Congrats Talat. You are our GSoC. We'll try and be nice (smile).
St.Ack

On Fri, Mar 25, 2016 at 1:52 PM, Stack <st...@duboce.net> wrote:

> Thanks Talat... I shoved some comments up in it but looks basically sound.
> Thanks for sending it in.
> St.Ack
>
> On Fri, Mar 25, 2016 at 11:09 AM, Talat Uyarer <ta...@uyarer.com> wrote:
>
>> Hi all,
>>
>> I created my GSoC proposal for Block Encoding and Compression for RPC
>> Layer[1]. If you review and share your comments I will be appreciated.
>>
>> [1]
>> https://docs.google.com/document/d/10MEsmGN5UCh6m-de_nhIG5QYnDRTkmwBTLQ0CRmwOMk/edit?usp=sharing
>> [2] https://issues.apache.org/jira/browse/HBASE-15530
>>
>> Thanks
>>
>> On Tue, Mar 22, 2016 at 6:44 PM, Talat Uyarer <ta...@uyarer.com> wrote:
>> > Hi,
>> >
>> > I am appreciated to being mentor Stack :) As I know as ASF already
>> > participate and you can sign up. [1] last year I was a mentor. I just
>> > send an email to private and mentors@community.apache.org. Would you
>> > like to check it ?
>> >
>> > [1]
>> https://community.apache.org/gsoc.html#prospective-asf-mentors-read-this
>> >
>> > 2016-03-22 17:32 GMT-07:00 Enis Söztutar <en...@gmail.com>:
>> >>>
>> >>> I didn't sign up for GSOC Talat. Not sure anyone else did either. Is
>> it too
>> >>> late for us to participate now?
>> >>>
>> >>>
>> >> ASF participates in GSOC, so HBase automatically can participate AFAIK.
>> >>
>> >>
>> >>> I'd mentor you (it'd be easy-peasy -- smile) but I think I've missed
>> the
>> >>> mentor signup deadline.
>> >>>
>> >>
>> >> I did not check the deadline, if that is the case, it means this year
>> is
>> >> over?
>> >>
>> >> Your list is pretty good.
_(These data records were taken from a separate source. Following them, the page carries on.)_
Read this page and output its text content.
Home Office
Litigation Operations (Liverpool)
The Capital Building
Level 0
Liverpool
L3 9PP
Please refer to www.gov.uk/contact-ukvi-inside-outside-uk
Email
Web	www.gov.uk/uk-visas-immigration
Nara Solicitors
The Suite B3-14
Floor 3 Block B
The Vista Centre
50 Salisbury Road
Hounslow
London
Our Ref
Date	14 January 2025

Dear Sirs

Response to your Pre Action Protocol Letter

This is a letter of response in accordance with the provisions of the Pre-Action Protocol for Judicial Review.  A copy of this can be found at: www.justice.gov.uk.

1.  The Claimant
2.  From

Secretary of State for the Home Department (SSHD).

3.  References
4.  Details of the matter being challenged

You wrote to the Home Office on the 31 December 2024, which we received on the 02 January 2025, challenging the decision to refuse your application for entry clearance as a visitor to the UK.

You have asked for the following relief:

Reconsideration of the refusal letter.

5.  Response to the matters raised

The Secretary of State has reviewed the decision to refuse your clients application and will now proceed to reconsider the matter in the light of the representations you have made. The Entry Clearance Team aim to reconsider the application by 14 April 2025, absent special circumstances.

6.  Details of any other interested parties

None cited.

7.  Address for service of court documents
We can POC with Capt'n proto as well as grpc.
>> >>
>> >>
>> >>>
>> >>>
>> >>> > BTW I talked with Enis Soztutar. He offered some topics for GSoC.
>> These
>> >>> > are:
>> >>> > - He mentioned The Data blocks are stored as PREFIX, FAST_DIFF, etc.
>> >>> > encoding. But these encodings just can use in HFile context. In RPC
>> >>> > and WAL we use KeyValueEncoding for Cell Blocks. He told "You can
>> >>> > improve them or using HFile encodings in RPC and WAL" ( He didn't
>> say
>> >>> > the issue number But I guessed it is HBASE-12883 Support block
>> >>> > encoding based on knowing set of column qualifiers up front)
>> >>> >
>> >>>
>> >>> Sounds like a fine project (Someone was just asking about this
>> offline...)
>> >>>
>> >>>
>> >>>
>> >>> > - HBASE-14379 Replication V2
>> >>> > - HBASE-8691 High-Throughput Streaming Scan API
>> >>> > - HBASE-3529 Native Solr Indexer for HBase(He just mentioned HBase
>> ->
>> >>> > SOLR indexing. I guess it could be this issue.)
>> >>> >
>> >>> > Could you help me for selecting topics or could you offer another
>> issue ?
>> >>> >
>> >>> >
>> >>> All above are good.
>> >>>
>> >>> Here's a few others made for another context:
>> >>>
>> >>> + Become Jepsen distributed systems test tool expert: run it against
>> HBase
>> >>> and HDFS. Analyze results. E.g. see
>> >>>
>> https://www.datastax.com/dev/blog/testing-apache-cassandra-with-jepsen
>> >>> + Deep dive on hbase Compactions. Own it. Review current options both
>> the
>> >>> defaults, experimental, and the stale. Build tooling and surface
>> metrics
>> >>> that give better insight on effectiveness of compaction mechanics and
>> >>> policies. Develop tunings and alternate, new policies. For further
>> credit,
>> >>> develop master-orchestrated compaction algorithm.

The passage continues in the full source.